Chery has teamed up with a local firm, Handal Indonesia Motor, for joint assembly tasks in which Chery delivers vehicle parts to Indonesia to be assembled at Handal’s facility. This includes Chery’s electric vehicle (EV) model, the Omoda E5.
Chery claimed that this EV model had met at least 40 percent of local content as required to obtain subsidies from the Indonesian government, according to Zheng Shuo, the assistant vice president of PT Chery Sales Indonesia. The same goes for its internal combustion engine cars. Shuo said that the over 40 percent local content could enable Chery cars to enjoy the import duty eliminations brought by the existing intra-ASEAN trade pact.
“In the first or second quarter [of 2024], we will produce not only right-hand drive cars but also export-bound left-hand drive cars here [in Indonesia]. The [local content] will give us some benefits from [the eliminated] import duty since we have the trade agreement among ASEAN countries,” Shuo told B-Universe reporters on the sidelines of the Indonesia International Motor Show (IIMS) in Jakarta on Friday.

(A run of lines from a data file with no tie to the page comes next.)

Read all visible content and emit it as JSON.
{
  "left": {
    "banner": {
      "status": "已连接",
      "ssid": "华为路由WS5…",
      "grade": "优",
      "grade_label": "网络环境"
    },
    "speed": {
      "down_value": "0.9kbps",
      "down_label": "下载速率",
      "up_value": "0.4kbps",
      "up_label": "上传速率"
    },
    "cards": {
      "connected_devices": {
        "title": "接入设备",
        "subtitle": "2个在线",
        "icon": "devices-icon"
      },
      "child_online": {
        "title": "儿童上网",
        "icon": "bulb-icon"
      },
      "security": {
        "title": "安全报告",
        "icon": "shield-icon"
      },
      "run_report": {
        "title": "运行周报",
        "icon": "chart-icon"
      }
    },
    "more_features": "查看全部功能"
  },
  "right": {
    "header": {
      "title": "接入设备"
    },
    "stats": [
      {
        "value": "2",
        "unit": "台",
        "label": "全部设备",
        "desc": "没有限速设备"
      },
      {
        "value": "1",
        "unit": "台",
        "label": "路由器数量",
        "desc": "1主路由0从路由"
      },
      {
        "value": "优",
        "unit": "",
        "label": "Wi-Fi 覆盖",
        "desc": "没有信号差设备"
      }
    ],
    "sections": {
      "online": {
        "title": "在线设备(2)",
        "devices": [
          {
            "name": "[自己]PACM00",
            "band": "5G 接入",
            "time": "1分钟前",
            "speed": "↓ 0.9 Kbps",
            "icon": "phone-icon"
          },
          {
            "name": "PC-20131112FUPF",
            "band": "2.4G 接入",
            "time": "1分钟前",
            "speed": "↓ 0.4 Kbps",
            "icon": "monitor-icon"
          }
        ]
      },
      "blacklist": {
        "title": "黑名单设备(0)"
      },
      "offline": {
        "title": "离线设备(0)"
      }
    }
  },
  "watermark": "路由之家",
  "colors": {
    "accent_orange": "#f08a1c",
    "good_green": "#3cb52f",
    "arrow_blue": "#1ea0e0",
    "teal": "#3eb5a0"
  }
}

Last year, Chery announced a Rp 250 billion (about $16 million) investment to produce EVs locally alongside Handal Motor Indonesia for Indonesian consumers. Shuo hinted at the possibility of Cherry increasing its investment in Indonesia following huge demand. He, however, refused to say the exact value of the additional investment.
According to Shuo, Chery has no plans to provide completely built-up cars for the Indonesian market.
“We want to realize our commitment to the government and help boost the economy. We will deepen our localization. At the moment, importing more completely built-up cars is not [part of] our strategy,” Shuo said.
The ASEAN Trade in Goods Agreement (ATIGA) eliminates the tariffs imposed on products traded between the Southeast Asian bloc’s members. As of 2020, ASEAN is virtually tariff-free, with tariffs on 98.6 percent of products fully eliminated under the ATIGA. According to news outlet VietNamNet Global, Vietnam will continue to exempt import tax on completely built unit cars from ASEAN until the end of 2027 as part of the ATIGA.